If you need to make a change to a cluster in this state and you don’t want to bring down the cluster, you have to do all your changes with one gigantic command line.
Lets say you have a 4 node cluster named cnode1,cnode2,cnode3, and cnode4.
cnode4 suffers a hardware fault and you packages fail over to cnode1-3. But your usage has grown and you have a package that is beating the hardware down and you want to move it from cnode2 to cnode1.
Well you can’t do it incrementally. You have to do it all at once. I recently ran into a situation where I had to modify 37 cluster environment files and the cluster configuration to remove a node cnode4.
That requires you to correctly type a command line that could easily be in excess of 4000 characters. Anybody who knows my typing skills knows this is beyond my abilities on my best day.
So I wrote a little assistant program.
It consists of three files two of which are scripts.
pkg-mod-list (A list of all the package configuration files, full path that need to be modified. It is your choice how to handle the editing. We used ansible last night when we did it in a DR cluster.
Contents …
/etc/cmcluster/nc-package-name/nc-package-name.env
/etc/cmcluster/sc-package-name/sc-package-name.env
Then we have helper scripts which put the command line together.

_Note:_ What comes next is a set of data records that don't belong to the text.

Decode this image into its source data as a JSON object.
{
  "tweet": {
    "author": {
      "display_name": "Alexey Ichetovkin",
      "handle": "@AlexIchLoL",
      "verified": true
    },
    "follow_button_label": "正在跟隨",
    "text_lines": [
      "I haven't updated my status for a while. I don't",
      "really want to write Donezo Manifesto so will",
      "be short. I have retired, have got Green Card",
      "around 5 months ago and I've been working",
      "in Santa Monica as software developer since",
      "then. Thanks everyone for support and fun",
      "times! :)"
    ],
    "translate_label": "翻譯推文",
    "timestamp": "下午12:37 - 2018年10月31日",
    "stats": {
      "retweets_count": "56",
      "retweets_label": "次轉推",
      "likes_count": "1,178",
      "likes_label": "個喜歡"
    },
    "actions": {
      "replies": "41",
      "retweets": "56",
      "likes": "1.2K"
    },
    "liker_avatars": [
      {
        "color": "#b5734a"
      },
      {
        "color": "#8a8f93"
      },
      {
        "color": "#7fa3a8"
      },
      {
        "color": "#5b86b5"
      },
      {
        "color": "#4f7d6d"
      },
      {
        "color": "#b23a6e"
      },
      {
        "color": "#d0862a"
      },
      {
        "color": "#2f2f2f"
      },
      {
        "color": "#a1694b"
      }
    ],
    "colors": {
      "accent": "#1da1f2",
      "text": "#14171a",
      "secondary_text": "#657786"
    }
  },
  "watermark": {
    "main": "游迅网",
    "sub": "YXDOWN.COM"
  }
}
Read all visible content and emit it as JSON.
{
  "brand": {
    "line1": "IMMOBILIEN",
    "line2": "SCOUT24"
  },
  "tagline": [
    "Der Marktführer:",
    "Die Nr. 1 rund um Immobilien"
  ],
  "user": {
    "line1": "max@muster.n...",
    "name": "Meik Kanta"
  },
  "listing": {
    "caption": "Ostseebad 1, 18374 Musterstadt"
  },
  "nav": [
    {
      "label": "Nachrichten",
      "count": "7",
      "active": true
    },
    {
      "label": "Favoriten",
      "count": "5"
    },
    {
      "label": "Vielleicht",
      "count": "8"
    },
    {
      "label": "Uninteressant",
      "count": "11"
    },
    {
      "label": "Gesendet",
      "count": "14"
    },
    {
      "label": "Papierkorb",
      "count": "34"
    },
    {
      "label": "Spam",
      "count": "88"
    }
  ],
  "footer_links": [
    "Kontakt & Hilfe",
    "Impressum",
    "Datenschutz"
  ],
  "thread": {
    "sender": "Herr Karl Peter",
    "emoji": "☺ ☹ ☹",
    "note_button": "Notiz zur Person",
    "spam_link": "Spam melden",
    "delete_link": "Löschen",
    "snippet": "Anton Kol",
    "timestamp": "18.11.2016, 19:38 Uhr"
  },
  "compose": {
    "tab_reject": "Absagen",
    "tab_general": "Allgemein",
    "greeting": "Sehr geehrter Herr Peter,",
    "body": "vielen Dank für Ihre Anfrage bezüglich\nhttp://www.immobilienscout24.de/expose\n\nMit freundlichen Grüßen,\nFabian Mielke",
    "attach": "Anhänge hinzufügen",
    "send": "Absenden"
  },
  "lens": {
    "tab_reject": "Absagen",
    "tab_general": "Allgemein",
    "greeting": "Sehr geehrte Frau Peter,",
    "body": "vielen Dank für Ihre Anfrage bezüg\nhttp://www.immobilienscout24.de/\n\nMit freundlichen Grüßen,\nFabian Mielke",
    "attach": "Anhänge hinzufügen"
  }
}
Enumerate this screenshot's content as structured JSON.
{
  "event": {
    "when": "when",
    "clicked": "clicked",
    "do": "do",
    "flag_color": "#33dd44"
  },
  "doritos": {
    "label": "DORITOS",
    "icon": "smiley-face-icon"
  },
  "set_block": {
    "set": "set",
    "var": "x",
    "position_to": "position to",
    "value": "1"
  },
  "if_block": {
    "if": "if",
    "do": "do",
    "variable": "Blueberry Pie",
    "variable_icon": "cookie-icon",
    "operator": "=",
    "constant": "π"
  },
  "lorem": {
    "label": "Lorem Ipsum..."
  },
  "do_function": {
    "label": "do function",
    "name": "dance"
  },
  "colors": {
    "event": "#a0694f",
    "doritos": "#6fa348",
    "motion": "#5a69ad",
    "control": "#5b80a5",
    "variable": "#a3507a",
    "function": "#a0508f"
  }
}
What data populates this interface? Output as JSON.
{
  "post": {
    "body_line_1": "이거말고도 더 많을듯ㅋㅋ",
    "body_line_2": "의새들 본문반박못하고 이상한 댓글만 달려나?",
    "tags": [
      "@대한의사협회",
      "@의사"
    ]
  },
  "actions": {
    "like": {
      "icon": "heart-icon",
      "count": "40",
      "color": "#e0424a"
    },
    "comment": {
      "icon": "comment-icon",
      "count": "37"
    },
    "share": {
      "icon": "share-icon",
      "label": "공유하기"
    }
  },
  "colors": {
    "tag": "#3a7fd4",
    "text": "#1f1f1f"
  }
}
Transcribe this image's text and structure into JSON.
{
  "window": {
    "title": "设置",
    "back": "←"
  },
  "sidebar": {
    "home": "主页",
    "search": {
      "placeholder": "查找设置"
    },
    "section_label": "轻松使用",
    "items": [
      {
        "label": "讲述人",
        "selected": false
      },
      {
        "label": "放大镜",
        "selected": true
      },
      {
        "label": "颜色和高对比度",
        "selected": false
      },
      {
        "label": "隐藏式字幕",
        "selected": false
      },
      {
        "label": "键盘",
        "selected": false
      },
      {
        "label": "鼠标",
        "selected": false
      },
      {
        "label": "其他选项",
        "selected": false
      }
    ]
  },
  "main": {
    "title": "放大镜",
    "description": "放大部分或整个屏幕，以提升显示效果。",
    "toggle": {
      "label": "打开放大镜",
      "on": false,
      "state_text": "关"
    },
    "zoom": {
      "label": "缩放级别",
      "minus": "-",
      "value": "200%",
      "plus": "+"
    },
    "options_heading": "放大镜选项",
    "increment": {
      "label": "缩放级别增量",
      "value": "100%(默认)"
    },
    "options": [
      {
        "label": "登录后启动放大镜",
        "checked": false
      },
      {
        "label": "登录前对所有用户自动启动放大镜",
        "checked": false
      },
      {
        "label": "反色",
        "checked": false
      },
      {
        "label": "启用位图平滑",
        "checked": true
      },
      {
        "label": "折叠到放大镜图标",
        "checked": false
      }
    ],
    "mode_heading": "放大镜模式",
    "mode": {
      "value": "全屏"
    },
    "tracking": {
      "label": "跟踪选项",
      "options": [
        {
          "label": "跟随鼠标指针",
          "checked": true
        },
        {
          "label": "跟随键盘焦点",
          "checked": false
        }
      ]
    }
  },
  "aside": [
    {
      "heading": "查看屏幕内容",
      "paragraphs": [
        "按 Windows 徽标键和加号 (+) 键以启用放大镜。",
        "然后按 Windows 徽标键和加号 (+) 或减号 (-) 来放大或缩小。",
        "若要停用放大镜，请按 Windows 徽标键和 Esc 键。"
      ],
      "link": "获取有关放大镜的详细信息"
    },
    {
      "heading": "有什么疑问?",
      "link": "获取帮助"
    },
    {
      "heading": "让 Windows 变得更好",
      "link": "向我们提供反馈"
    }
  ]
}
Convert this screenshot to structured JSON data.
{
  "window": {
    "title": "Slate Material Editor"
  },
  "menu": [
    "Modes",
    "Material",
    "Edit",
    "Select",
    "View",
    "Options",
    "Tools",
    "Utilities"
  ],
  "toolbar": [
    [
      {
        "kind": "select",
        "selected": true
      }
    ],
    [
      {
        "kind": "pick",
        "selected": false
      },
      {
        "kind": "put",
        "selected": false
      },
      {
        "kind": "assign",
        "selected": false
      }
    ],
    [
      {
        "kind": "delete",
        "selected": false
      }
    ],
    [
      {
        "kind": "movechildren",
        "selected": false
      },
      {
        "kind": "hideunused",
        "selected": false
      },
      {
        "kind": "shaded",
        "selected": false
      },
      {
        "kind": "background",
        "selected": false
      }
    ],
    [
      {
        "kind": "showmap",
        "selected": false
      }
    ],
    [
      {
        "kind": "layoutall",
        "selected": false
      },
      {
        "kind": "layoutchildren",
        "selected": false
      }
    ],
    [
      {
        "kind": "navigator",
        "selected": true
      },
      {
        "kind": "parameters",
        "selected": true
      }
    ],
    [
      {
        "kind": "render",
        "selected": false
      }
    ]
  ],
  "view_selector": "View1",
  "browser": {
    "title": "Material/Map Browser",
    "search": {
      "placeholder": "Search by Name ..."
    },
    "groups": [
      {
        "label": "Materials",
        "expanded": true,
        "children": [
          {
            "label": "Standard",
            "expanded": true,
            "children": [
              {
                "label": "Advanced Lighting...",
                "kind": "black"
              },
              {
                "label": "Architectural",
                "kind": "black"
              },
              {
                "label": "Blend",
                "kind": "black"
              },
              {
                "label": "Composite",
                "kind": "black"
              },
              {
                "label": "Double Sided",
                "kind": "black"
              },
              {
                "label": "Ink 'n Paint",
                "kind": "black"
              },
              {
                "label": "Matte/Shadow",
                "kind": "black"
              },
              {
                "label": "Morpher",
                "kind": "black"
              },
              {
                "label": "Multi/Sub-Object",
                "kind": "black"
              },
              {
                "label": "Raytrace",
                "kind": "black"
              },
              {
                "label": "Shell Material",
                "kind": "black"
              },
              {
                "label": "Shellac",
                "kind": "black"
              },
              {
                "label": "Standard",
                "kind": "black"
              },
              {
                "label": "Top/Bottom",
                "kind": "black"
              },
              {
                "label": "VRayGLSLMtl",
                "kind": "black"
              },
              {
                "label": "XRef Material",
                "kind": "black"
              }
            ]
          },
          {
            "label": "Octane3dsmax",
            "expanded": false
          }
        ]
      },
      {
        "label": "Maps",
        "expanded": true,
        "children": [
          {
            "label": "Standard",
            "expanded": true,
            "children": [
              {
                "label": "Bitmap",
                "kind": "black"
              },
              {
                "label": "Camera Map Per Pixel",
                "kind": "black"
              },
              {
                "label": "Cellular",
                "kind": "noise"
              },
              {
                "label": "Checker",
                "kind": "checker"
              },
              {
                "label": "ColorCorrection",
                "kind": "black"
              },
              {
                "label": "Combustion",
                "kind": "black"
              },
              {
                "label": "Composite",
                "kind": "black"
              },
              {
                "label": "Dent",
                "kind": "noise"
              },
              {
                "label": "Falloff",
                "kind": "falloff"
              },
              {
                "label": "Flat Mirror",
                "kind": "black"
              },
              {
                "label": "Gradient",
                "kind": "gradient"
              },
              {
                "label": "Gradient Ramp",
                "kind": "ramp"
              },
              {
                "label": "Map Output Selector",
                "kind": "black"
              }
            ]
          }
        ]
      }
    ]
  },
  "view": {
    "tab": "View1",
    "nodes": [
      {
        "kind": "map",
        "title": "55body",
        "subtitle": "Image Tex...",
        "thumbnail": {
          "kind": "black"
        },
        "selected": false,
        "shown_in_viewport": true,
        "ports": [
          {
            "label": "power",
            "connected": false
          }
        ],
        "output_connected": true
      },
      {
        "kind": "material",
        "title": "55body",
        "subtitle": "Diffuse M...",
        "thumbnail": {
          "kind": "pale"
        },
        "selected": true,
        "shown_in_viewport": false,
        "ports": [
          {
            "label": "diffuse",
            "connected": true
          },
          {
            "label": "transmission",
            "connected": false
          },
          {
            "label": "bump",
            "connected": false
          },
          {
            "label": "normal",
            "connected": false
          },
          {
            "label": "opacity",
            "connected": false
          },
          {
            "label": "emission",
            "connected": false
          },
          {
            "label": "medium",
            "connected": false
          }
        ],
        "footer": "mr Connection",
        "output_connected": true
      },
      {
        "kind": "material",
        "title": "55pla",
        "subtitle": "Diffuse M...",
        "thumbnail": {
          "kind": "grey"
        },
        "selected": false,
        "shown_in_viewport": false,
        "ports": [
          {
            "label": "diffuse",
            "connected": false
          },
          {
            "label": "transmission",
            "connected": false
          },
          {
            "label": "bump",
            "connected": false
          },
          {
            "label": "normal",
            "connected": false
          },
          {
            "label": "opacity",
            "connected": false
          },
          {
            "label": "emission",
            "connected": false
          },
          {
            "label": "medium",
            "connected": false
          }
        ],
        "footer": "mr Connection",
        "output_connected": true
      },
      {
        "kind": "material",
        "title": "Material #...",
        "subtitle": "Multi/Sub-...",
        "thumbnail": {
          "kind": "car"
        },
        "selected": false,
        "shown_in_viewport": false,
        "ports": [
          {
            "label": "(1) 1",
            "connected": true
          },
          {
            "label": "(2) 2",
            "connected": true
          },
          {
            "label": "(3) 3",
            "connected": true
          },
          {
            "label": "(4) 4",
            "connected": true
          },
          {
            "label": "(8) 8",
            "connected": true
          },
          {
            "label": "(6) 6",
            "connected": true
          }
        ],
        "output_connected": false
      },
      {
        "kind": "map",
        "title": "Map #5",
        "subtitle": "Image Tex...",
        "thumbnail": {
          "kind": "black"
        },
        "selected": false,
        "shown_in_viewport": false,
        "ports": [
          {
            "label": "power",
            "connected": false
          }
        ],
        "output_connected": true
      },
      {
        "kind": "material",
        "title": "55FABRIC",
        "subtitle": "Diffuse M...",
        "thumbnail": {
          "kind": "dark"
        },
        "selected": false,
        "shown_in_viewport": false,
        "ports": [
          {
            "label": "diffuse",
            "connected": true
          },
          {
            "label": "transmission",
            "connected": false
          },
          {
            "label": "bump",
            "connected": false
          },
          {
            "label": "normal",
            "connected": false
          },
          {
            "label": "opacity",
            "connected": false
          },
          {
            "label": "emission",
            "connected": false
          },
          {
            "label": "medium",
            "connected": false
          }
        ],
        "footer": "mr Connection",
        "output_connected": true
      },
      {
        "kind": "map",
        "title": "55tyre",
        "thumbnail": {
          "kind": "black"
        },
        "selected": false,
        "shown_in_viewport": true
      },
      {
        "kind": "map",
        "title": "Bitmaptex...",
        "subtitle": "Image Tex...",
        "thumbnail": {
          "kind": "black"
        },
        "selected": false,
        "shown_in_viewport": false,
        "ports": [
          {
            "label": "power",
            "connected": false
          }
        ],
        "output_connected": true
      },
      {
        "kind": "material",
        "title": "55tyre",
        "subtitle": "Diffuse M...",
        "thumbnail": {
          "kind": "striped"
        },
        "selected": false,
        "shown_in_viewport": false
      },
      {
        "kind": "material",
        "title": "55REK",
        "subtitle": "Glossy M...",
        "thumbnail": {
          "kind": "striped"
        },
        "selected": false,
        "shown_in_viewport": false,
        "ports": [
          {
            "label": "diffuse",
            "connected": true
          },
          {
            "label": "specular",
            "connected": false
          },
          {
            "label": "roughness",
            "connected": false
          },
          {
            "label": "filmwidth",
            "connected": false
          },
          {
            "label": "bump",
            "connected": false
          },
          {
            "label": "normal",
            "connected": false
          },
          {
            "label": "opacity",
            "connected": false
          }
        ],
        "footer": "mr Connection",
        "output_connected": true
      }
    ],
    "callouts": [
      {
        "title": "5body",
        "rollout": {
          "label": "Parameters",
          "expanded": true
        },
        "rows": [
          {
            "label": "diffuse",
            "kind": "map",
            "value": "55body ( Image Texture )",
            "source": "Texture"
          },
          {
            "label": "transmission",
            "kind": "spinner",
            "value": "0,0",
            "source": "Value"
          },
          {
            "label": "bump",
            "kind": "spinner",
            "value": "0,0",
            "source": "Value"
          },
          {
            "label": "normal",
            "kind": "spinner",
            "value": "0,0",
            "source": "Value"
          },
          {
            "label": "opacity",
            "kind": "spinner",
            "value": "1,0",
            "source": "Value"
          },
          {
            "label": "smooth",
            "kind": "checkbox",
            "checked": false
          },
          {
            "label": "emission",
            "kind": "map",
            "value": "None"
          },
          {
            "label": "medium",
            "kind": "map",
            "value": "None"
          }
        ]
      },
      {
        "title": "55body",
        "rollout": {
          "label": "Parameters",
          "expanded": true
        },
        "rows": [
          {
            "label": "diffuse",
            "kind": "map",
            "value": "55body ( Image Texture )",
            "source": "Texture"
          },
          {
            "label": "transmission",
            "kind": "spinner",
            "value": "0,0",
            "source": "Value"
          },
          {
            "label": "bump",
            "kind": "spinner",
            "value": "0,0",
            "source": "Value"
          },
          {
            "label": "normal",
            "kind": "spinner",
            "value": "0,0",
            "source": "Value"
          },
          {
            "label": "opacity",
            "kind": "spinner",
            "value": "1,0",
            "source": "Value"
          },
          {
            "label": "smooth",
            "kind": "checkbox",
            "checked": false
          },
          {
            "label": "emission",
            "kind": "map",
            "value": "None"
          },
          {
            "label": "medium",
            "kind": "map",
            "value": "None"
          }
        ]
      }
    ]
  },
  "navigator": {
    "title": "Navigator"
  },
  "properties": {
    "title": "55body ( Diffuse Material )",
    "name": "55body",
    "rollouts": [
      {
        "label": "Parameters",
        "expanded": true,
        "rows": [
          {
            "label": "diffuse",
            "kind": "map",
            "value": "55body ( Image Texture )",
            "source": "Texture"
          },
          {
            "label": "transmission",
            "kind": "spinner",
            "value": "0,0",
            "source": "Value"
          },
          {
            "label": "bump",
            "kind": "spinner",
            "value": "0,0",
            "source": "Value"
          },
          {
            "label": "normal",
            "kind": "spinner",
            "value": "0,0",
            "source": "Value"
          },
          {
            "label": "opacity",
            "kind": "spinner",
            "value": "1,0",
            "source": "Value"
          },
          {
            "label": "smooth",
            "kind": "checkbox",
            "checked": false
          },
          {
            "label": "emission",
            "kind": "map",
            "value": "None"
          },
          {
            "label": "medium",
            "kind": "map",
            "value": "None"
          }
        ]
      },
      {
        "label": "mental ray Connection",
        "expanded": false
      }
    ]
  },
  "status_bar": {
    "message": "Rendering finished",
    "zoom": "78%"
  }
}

myclusterV6_prod.conf is the main cluster configuration file with the references to node cnode4 commented out.
cat missing-node-checkconf
MAIN=”cmcheckconf -C /etc/cmcluster/configs/myclusterV6_Prod.conf”
PCMD=””
cat pkg-mod-list | while read -r pfile
do
PCMD=”${PCMD} -P ${pfile}”
### echo “$PCMD”
done
MYCMD=”${MAIN} ${PCMD}”
echo $MYCMD
exec ${MYCMD}
MAIN=”cmapplyconf -C /etc/cmcluster/configs/myclusterV6_Prod.conf”
PCMD=””
cat pkg-mod-list | while read -r pfile
do
PCMD=”${PCMD} -P ${pfile}”
### echo “$PCMD”
done
MYCMD=”${MAIN} ${PCMD}”
echo $MYCMD
exec ${MYCMD}